The market feels very heavy, and with big announcements coming this week, things may be poised to get a little volatile. The Federal Reserve meeting, along with numerous other central banks releasing data, combined with the Dutch elections and a huge snowstorm, are all items that traders will be keeping their eyes on. One thing is for sure: the first stocks that will be sold will be the overbought momentum companies. So it makes sense to steer clear of them for now.
The analysts at Stifel have done some outstanding work on four companies that are oversold to some degree and may be offering investors some solid contrarian value. All are rated Buy, but they are more suited for accounts with a higher degree of risk tolerance.
Dicks Sporting Goods
This stock has become one of the top retail stories over the past few years. Dicks Sporting Goods Inc. (NYSE: DKS) is a full-line sporting goods retailer that offers a broad assortment of brand and private label sporting goods apparel, footwear and equipment in a big-box store format. The company also operates specialty stand-alone golf stores under the Golf Galaxy name and an Outdoor specialty store under the Field & Stream banner.
Top analysts note that sporting goods stores are a silo of hardline retail that typically survives higher interest rate moves reasonably well. An improving economy should also keep a tailwind behind what many consider to be the premier franchise in the industry.
The Stifel team feels that the Gander Mountain bankruptcy opens the door for market shares gains at the retailer, and they said this in the report:
We believe Dick’s Sporting Goods will be content to see a competitor go by the wayside and believe the auction process is unlikely to find a buyer for the chain as a whole. For vendors doing business with Gander Mountain, credit exposure appears contained though the store closures would be a headwind to future revenues.
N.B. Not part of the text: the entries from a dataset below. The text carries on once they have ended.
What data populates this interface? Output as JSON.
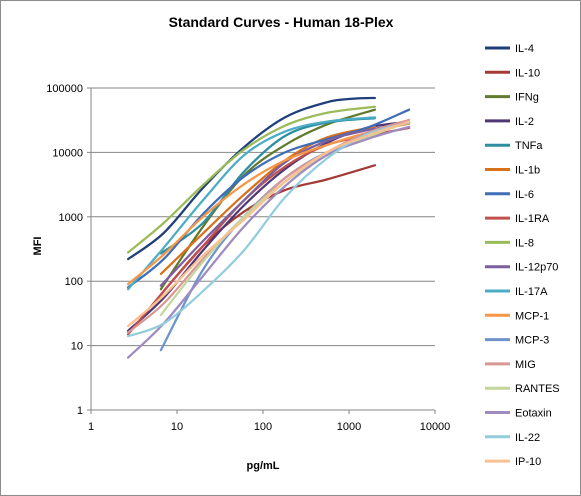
{
  "chart_data": {
    "type": "line",
    "title": "Standard Curves - Human 18-Plex",
    "xlabel": "pg/mL",
    "ylabel": "MFI",
    "x_scale": "log",
    "y_scale": "log",
    "xlim": [
      1,
      10000
    ],
    "ylim": [
      1,
      100000
    ],
    "x_ticks": [
      "1",
      "10",
      "100",
      "1000",
      "10000"
    ],
    "y_ticks": [
      "1",
      "10",
      "100",
      "1000",
      "10000",
      "100000"
    ],
    "grid": "horizontal",
    "legend_position": "right",
    "series": [
      {
        "name": "IL-4",
        "color": "#1f3f7a",
        "x": [
          2.7,
          7,
          20,
          60,
          180,
          550,
          1100,
          2000
        ],
        "y": [
          220,
          560,
          2800,
          12000,
          35000,
          60000,
          68000,
          70000
        ]
      },
      {
        "name": "IL-10",
        "color": "#a33a36",
        "x": [
          6.5,
          20,
          60,
          180,
          550,
          2000
        ],
        "y": [
          62,
          350,
          1200,
          2600,
          3800,
          6300
        ]
      },
      {
        "name": "IFNg",
        "color": "#617a2d",
        "x": [
          6.5,
          20,
          60,
          180,
          550,
          2000
        ],
        "y": [
          75,
          700,
          4400,
          13000,
          27000,
          46000
        ]
      },
      {
        "name": "IL-2",
        "color": "#4f3675",
        "x": [
          2.7,
          7,
          20,
          60,
          180,
          550,
          1600,
          5000
        ],
        "y": [
          17,
          55,
          300,
          1500,
          5500,
          14000,
          24000,
          30000
        ]
      },
      {
        "name": "TNFa",
        "color": "#2d8ea0",
        "x": [
          6.5,
          20,
          60,
          180,
          550,
          2000
        ],
        "y": [
          270,
          800,
          5000,
          18000,
          29000,
          34000
        ]
      },
      {
        "name": "IL-1b",
        "color": "#d8711a",
        "x": [
          6.5,
          20,
          60,
          180,
          550,
          2000
        ],
        "y": [
          130,
          550,
          2200,
          7500,
          17000,
          25000
        ]
      },
      {
        "name": "IL-6",
        "color": "#3f6db8",
        "x": [
          2.7,
          7,
          20,
          60,
          180,
          550,
          1600,
          5000
        ],
        "y": [
          80,
          220,
          1100,
          4200,
          10000,
          16000,
          24000,
          46000
        ]
      },
      {
        "name": "IL-1RA",
        "color": "#c0504d",
        "x": [
          2.7,
          7,
          20,
          60,
          180,
          550,
          1600,
          5000
        ],
        "y": [
          15,
          70,
          350,
          1800,
          6000,
          13000,
          18000,
          24000
        ]
      },
      {
        "name": "IL-8",
        "color": "#9bbb59",
        "x": [
          2.7,
          7,
          20,
          60,
          180,
          550,
          2000
        ],
        "y": [
          280,
          800,
          3100,
          11000,
          26000,
          41000,
          51000
        ]
      },
      {
        "name": "IL-12p70",
        "color": "#7d5fa0",
        "x": [
          6.5,
          20,
          60,
          180,
          550,
          1600,
          5000
        ],
        "y": [
          85,
          420,
          1800,
          7000,
          15000,
          22000,
          28000
        ]
      },
      {
        "name": "IL-17A",
        "color": "#4bacc6",
        "x": [
          2.7,
          7,
          20,
          60,
          180,
          550,
          2000
        ],
        "y": [
          75,
          330,
          1800,
          9000,
          21000,
          30000,
          35000
        ]
      },
      {
        "name": "MCP-1",
        "color": "#f79646",
        "x": [
          2.7,
          7,
          20,
          60,
          180,
          550,
          1600,
          5000
        ],
        "y": [
          90,
          260,
          1000,
          3200,
          7500,
          13000,
          20000,
          28000
        ]
      },
      {
        "name": "MCP-3",
        "color": "#6f93cb",
        "x": [
          6.5,
          20,
          60,
          180,
          550,
          2000
        ],
        "y": [
          8.5,
          150,
          1000,
          4000,
          10000,
          18000
        ]
      },
      {
        "name": "MIG",
        "color": "#d99694",
        "x": [
          2.7,
          7,
          20,
          60,
          180,
          550,
          1600,
          5000
        ],
        "y": [
          16,
          45,
          220,
          1000,
          4000,
          10000,
          20000,
          32000
        ]
      },
      {
        "name": "RANTES",
        "color": "#c3d69b",
        "x": [
          6.5,
          20,
          60,
          180,
          550,
          1600,
          5000
        ],
        "y": [
          30,
          200,
          1000,
          3500,
          9000,
          17000,
          30000
        ]
      },
      {
        "name": "Eotaxin",
        "color": "#9f8bc0",
        "x": [
          2.7,
          7,
          20,
          60,
          180,
          550,
          1600,
          5000
        ],
        "y": [
          6.5,
          22,
          120,
          700,
          3000,
          9000,
          16000,
          25000
        ]
      },
      {
        "name": "IL-22",
        "color": "#93cddd",
        "x": [
          2.7,
          7,
          20,
          60,
          180,
          550,
          1600,
          5000
        ],
        "y": [
          14,
          22,
          70,
          300,
          2000,
          8000,
          19000,
          29000
        ]
      },
      {
        "name": "IP-10",
        "color": "#fac08f",
        "x": [
          2.7,
          7,
          20,
          60,
          180,
          550,
          1600,
          5000
        ],
        "y": [
          20,
          60,
          250,
          900,
          3500,
          10000,
          18000,
          30000
        ]
      }
    ]
  }
}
Shareholders are paid a 1.42% dividend. The Stifel price target for the stock is $65, while the Wall Street consensus target is set at $60.44. The stock closed Tuesday at $47.83 per share.
Hutchison China Meditech
This off-the-radar biotech stock not only has upside potential, but it also has traded sideways since the 2016 initial public offering. Hutchison China Meditech Ltd. (NASDAQ: HCM) is an oncology-focused biotech company with expertise in developing selective tyrosine kinase inhibitors for cancer treatment. In addition, the company owns a commercial platform that generates income and helps fund research and development. Partnerships with AstraZeneca and Eli Lilly validate the technology.
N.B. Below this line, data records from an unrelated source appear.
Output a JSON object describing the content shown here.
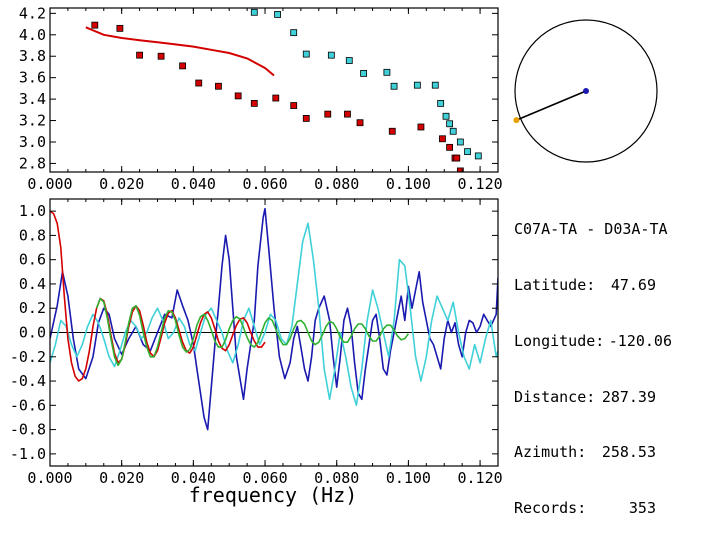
{
  "xlabel": "frequency (Hz)",
  "info": {
    "title": "C07A-TA - D03A-TA",
    "rows": [
      {
        "label": "Latitude:",
        "value": "47.69"
      },
      {
        "label": "Longitude:",
        "value": "-120.06"
      },
      {
        "label": "Distance:",
        "value": "287.39"
      },
      {
        "label": "Azimuth:",
        "value": "258.53"
      },
      {
        "label": "Records:",
        "value": "353"
      }
    ]
  },
  "colors": {
    "red": "#d40000",
    "cyan": "#40d0d8",
    "blue": "#1a1ab0",
    "green": "#30b030",
    "black": "#000000",
    "orange": "#e8a000"
  },
  "chart_data": [
    {
      "type": "scatter",
      "xlim": [
        0.0,
        0.125
      ],
      "ylim": [
        2.72,
        4.25
      ],
      "xticks": [
        "0.000",
        "0.020",
        "0.040",
        "0.060",
        "0.080",
        "0.100",
        "0.120"
      ],
      "yticks": [
        "2.8",
        "3.0",
        "3.2",
        "3.4",
        "3.6",
        "3.8",
        "4.0",
        "4.2"
      ],
      "series": [
        {
          "color": "red",
          "marker": "square",
          "x": [
            0.0125,
            0.0195,
            0.025,
            0.031,
            0.037,
            0.0415,
            0.047,
            0.0525,
            0.057,
            0.063,
            0.068,
            0.0715,
            0.0775,
            0.083,
            0.0865,
            0.0955,
            0.1035,
            0.1095,
            0.1115,
            0.113,
            0.1135,
            0.1145
          ],
          "y": [
            4.09,
            4.06,
            3.81,
            3.8,
            3.71,
            3.55,
            3.52,
            3.43,
            3.36,
            3.41,
            3.34,
            3.22,
            3.26,
            3.26,
            3.18,
            3.1,
            3.14,
            3.03,
            2.95,
            2.85,
            2.85,
            2.73
          ]
        },
        {
          "color": "cyan",
          "marker": "square",
          "x": [
            0.057,
            0.0635,
            0.068,
            0.0715,
            0.0785,
            0.0835,
            0.0875,
            0.094,
            0.096,
            0.1025,
            0.1075,
            0.109,
            0.1105,
            0.1115,
            0.1125,
            0.1145,
            0.1165,
            0.1195
          ],
          "y": [
            4.21,
            4.19,
            4.02,
            3.82,
            3.81,
            3.76,
            3.64,
            3.65,
            3.52,
            3.53,
            3.53,
            3.36,
            3.24,
            3.17,
            3.1,
            3.0,
            2.91,
            2.87
          ]
        },
        {
          "color": "red",
          "marker": "line",
          "x": [
            0.01,
            0.015,
            0.02,
            0.025,
            0.03,
            0.035,
            0.04,
            0.045,
            0.05,
            0.055,
            0.06,
            0.0625
          ],
          "y": [
            4.07,
            4.0,
            3.97,
            3.95,
            3.93,
            3.91,
            3.89,
            3.86,
            3.83,
            3.78,
            3.69,
            3.62
          ]
        }
      ]
    },
    {
      "type": "line",
      "xlabel": "frequency (Hz)",
      "xlim": [
        0.0,
        0.125
      ],
      "ylim": [
        -1.1,
        1.1
      ],
      "xticks": [
        "0.000",
        "0.020",
        "0.040",
        "0.060",
        "0.080",
        "0.100",
        "0.120"
      ],
      "yticks": [
        "1.0",
        "0.8",
        "0.6",
        "0.4",
        "0.2",
        "0.0",
        "-0.2",
        "-0.4",
        "-0.6",
        "-0.8",
        "-1.0"
      ],
      "zero_line": true,
      "series": [
        {
          "color": "blue",
          "x": [
            0.0,
            0.002,
            0.0035,
            0.005,
            0.0065,
            0.008,
            0.01,
            0.012,
            0.0135,
            0.015,
            0.0165,
            0.018,
            0.02,
            0.022,
            0.024,
            0.026,
            0.028,
            0.03,
            0.032,
            0.034,
            0.0355,
            0.037,
            0.0385,
            0.04,
            0.041,
            0.042,
            0.043,
            0.044,
            0.045,
            0.046,
            0.047,
            0.048,
            0.049,
            0.05,
            0.051,
            0.052,
            0.053,
            0.054,
            0.055,
            0.056,
            0.057,
            0.058,
            0.0595,
            0.06,
            0.061,
            0.0625,
            0.064,
            0.0655,
            0.067,
            0.068,
            0.069,
            0.07,
            0.071,
            0.072,
            0.073,
            0.074,
            0.075,
            0.0765,
            0.078,
            0.079,
            0.08,
            0.081,
            0.082,
            0.083,
            0.084,
            0.085,
            0.086,
            0.087,
            0.088,
            0.089,
            0.09,
            0.091,
            0.092,
            0.093,
            0.094,
            0.095,
            0.096,
            0.097,
            0.098,
            0.099,
            0.1,
            0.101,
            0.102,
            0.103,
            0.104,
            0.105,
            0.106,
            0.107,
            0.108,
            0.109,
            0.11,
            0.111,
            0.112,
            0.113,
            0.114,
            0.115,
            0.116,
            0.117,
            0.118,
            0.119,
            0.12,
            0.121,
            0.122,
            0.123,
            0.1245,
            0.125
          ],
          "y": [
            -0.05,
            0.22,
            0.5,
            0.3,
            -0.05,
            -0.3,
            -0.38,
            -0.2,
            0.08,
            0.2,
            0.15,
            -0.05,
            -0.18,
            -0.05,
            0.05,
            -0.1,
            -0.15,
            0.0,
            0.15,
            0.12,
            0.35,
            0.22,
            0.1,
            -0.1,
            -0.3,
            -0.5,
            -0.7,
            -0.8,
            -0.45,
            -0.1,
            0.2,
            0.55,
            0.8,
            0.6,
            0.2,
            -0.2,
            -0.38,
            -0.55,
            -0.3,
            -0.1,
            0.1,
            0.55,
            0.95,
            1.02,
            0.7,
            0.2,
            -0.2,
            -0.38,
            -0.25,
            -0.05,
            0.05,
            -0.12,
            -0.3,
            -0.4,
            -0.2,
            0.1,
            0.2,
            0.3,
            0.1,
            -0.2,
            -0.45,
            -0.2,
            0.1,
            0.2,
            0.05,
            -0.25,
            -0.5,
            -0.55,
            -0.3,
            -0.1,
            0.1,
            0.15,
            -0.05,
            -0.3,
            -0.35,
            -0.15,
            0.0,
            0.15,
            0.3,
            0.1,
            0.38,
            0.2,
            0.35,
            0.5,
            0.25,
            0.1,
            -0.05,
            -0.1,
            -0.2,
            -0.3,
            -0.05,
            0.1,
            0.0,
            0.08,
            -0.1,
            -0.2,
            0.0,
            0.1,
            0.08,
            0.0,
            0.05,
            0.15,
            0.1,
            0.05,
            0.15,
            0.45
          ]
        },
        {
          "color": "cyan",
          "x": [
            0.0,
            0.0015,
            0.003,
            0.0045,
            0.006,
            0.0075,
            0.009,
            0.0105,
            0.012,
            0.0135,
            0.015,
            0.0165,
            0.018,
            0.0195,
            0.021,
            0.0225,
            0.024,
            0.0255,
            0.027,
            0.0285,
            0.03,
            0.0315,
            0.033,
            0.0345,
            0.036,
            0.0375,
            0.039,
            0.0405,
            0.042,
            0.0435,
            0.045,
            0.0465,
            0.048,
            0.0495,
            0.051,
            0.0525,
            0.054,
            0.0555,
            0.057,
            0.0585,
            0.06,
            0.0615,
            0.063,
            0.0645,
            0.066,
            0.0675,
            0.069,
            0.0705,
            0.072,
            0.0735,
            0.075,
            0.0765,
            0.078,
            0.0795,
            0.081,
            0.0825,
            0.084,
            0.0855,
            0.087,
            0.0885,
            0.09,
            0.0915,
            0.093,
            0.0945,
            0.096,
            0.0975,
            0.099,
            0.1005,
            0.102,
            0.1035,
            0.105,
            0.1065,
            0.108,
            0.1095,
            0.111,
            0.1125,
            0.114,
            0.1155,
            0.117,
            0.1185,
            0.12,
            0.1215,
            0.123,
            0.1245,
            0.125
          ],
          "y": [
            -0.25,
            -0.1,
            0.1,
            0.05,
            -0.1,
            -0.2,
            -0.1,
            0.05,
            0.15,
            0.08,
            -0.05,
            -0.2,
            -0.28,
            -0.15,
            0.0,
            0.1,
            0.05,
            -0.05,
            0.0,
            0.12,
            0.2,
            0.1,
            -0.05,
            0.0,
            0.12,
            0.05,
            -0.1,
            -0.15,
            0.0,
            0.15,
            0.2,
            0.1,
            0.0,
            -0.15,
            -0.25,
            -0.1,
            0.1,
            0.2,
            0.05,
            -0.1,
            0.0,
            0.15,
            0.1,
            -0.05,
            -0.1,
            0.05,
            0.4,
            0.75,
            0.9,
            0.6,
            0.2,
            -0.3,
            -0.55,
            -0.3,
            0.0,
            -0.2,
            -0.45,
            -0.6,
            -0.3,
            0.1,
            0.35,
            0.2,
            0.0,
            -0.2,
            0.1,
            0.6,
            0.55,
            0.2,
            -0.2,
            -0.4,
            -0.2,
            0.1,
            0.3,
            0.2,
            0.1,
            0.25,
            0.0,
            -0.2,
            -0.3,
            -0.1,
            -0.25,
            -0.05,
            0.1,
            -0.2,
            -0.15
          ]
        },
        {
          "color": "red",
          "x": [
            0.0,
            0.001,
            0.002,
            0.003,
            0.004,
            0.005,
            0.006,
            0.007,
            0.008,
            0.009,
            0.01,
            0.011,
            0.012,
            0.013,
            0.014,
            0.015,
            0.016,
            0.017,
            0.018,
            0.019,
            0.02,
            0.021,
            0.022,
            0.023,
            0.024,
            0.025,
            0.026,
            0.027,
            0.028,
            0.029,
            0.03,
            0.031,
            0.032,
            0.033,
            0.034,
            0.035,
            0.036,
            0.037,
            0.038,
            0.039,
            0.04,
            0.041,
            0.042,
            0.043,
            0.044,
            0.045,
            0.046,
            0.047,
            0.048,
            0.049,
            0.05,
            0.051,
            0.052,
            0.053,
            0.054,
            0.055,
            0.056,
            0.057,
            0.058,
            0.059,
            0.06
          ],
          "y": [
            1.0,
            0.98,
            0.9,
            0.7,
            0.3,
            -0.05,
            -0.25,
            -0.36,
            -0.4,
            -0.38,
            -0.3,
            -0.15,
            0.05,
            0.2,
            0.28,
            0.26,
            0.15,
            -0.02,
            -0.17,
            -0.25,
            -0.22,
            -0.1,
            0.05,
            0.17,
            0.22,
            0.18,
            0.06,
            -0.08,
            -0.17,
            -0.2,
            -0.15,
            -0.04,
            0.08,
            0.16,
            0.18,
            0.12,
            0.02,
            -0.08,
            -0.15,
            -0.17,
            -0.12,
            -0.02,
            0.08,
            0.15,
            0.17,
            0.12,
            0.03,
            -0.07,
            -0.13,
            -0.15,
            -0.1,
            -0.02,
            0.06,
            0.11,
            0.12,
            0.08,
            0.0,
            -0.07,
            -0.12,
            -0.12,
            -0.08
          ]
        },
        {
          "color": "green",
          "x": [
            0.013,
            0.014,
            0.015,
            0.016,
            0.017,
            0.018,
            0.019,
            0.02,
            0.021,
            0.022,
            0.023,
            0.024,
            0.025,
            0.026,
            0.027,
            0.028,
            0.029,
            0.03,
            0.031,
            0.032,
            0.033,
            0.034,
            0.035,
            0.036,
            0.037,
            0.038,
            0.039,
            0.04,
            0.041,
            0.042,
            0.043,
            0.044,
            0.045,
            0.046,
            0.047,
            0.048,
            0.049,
            0.05,
            0.051,
            0.052,
            0.053,
            0.054,
            0.055,
            0.056,
            0.057,
            0.058,
            0.059,
            0.06,
            0.061,
            0.062,
            0.063,
            0.064,
            0.065,
            0.066,
            0.067,
            0.068,
            0.069,
            0.07,
            0.071,
            0.072,
            0.073,
            0.074,
            0.075,
            0.076,
            0.077,
            0.078,
            0.079,
            0.08,
            0.081,
            0.082,
            0.083,
            0.084,
            0.085,
            0.086,
            0.087,
            0.088,
            0.089,
            0.09,
            0.091,
            0.092,
            0.093,
            0.094,
            0.095,
            0.096,
            0.097,
            0.098,
            0.099,
            0.1
          ],
          "y": [
            0.2,
            0.28,
            0.25,
            0.12,
            -0.05,
            -0.2,
            -0.27,
            -0.22,
            -0.08,
            0.08,
            0.2,
            0.22,
            0.14,
            0.0,
            -0.12,
            -0.2,
            -0.2,
            -0.12,
            0.0,
            0.12,
            0.18,
            0.17,
            0.1,
            -0.02,
            -0.12,
            -0.16,
            -0.14,
            -0.05,
            0.06,
            0.13,
            0.15,
            0.1,
            0.02,
            -0.07,
            -0.12,
            -0.12,
            -0.06,
            0.03,
            0.1,
            0.13,
            0.11,
            0.04,
            -0.04,
            -0.1,
            -0.12,
            -0.08,
            0.0,
            0.08,
            0.12,
            0.1,
            0.03,
            -0.05,
            -0.1,
            -0.1,
            -0.05,
            0.03,
            0.09,
            0.1,
            0.07,
            0.0,
            -0.07,
            -0.1,
            -0.08,
            -0.02,
            0.05,
            0.09,
            0.08,
            0.03,
            -0.04,
            -0.08,
            -0.08,
            -0.03,
            0.03,
            0.07,
            0.07,
            0.03,
            -0.03,
            -0.07,
            -0.07,
            -0.03,
            0.03,
            0.06,
            0.06,
            0.02,
            -0.03,
            -0.06,
            -0.05,
            -0.01
          ]
        }
      ]
    }
  ],
  "dial": {
    "angle_deg": 258.53,
    "color": "black",
    "center_color": "blue",
    "tip_color": "orange"
  }
}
The company has recently posted some outstanding clinical data. Fruquintinib demonstrated efficacy for metastatic colorectal cancer in Phase 3 trials, and top analysts are looking forward to a more detailed presentation at the American Society of Clinical Oncology annual meeting in June. Savolitinib is slated to enter development in papillary renal cell cancer, and a Phase 3 decision in non-small cell lung cancer. The pending Phase 2b data is expected by summer.
Stifel raised its price target to $22 from $20, and the consensus target is $18.63. The shares closed most recently a $16.00 apiece.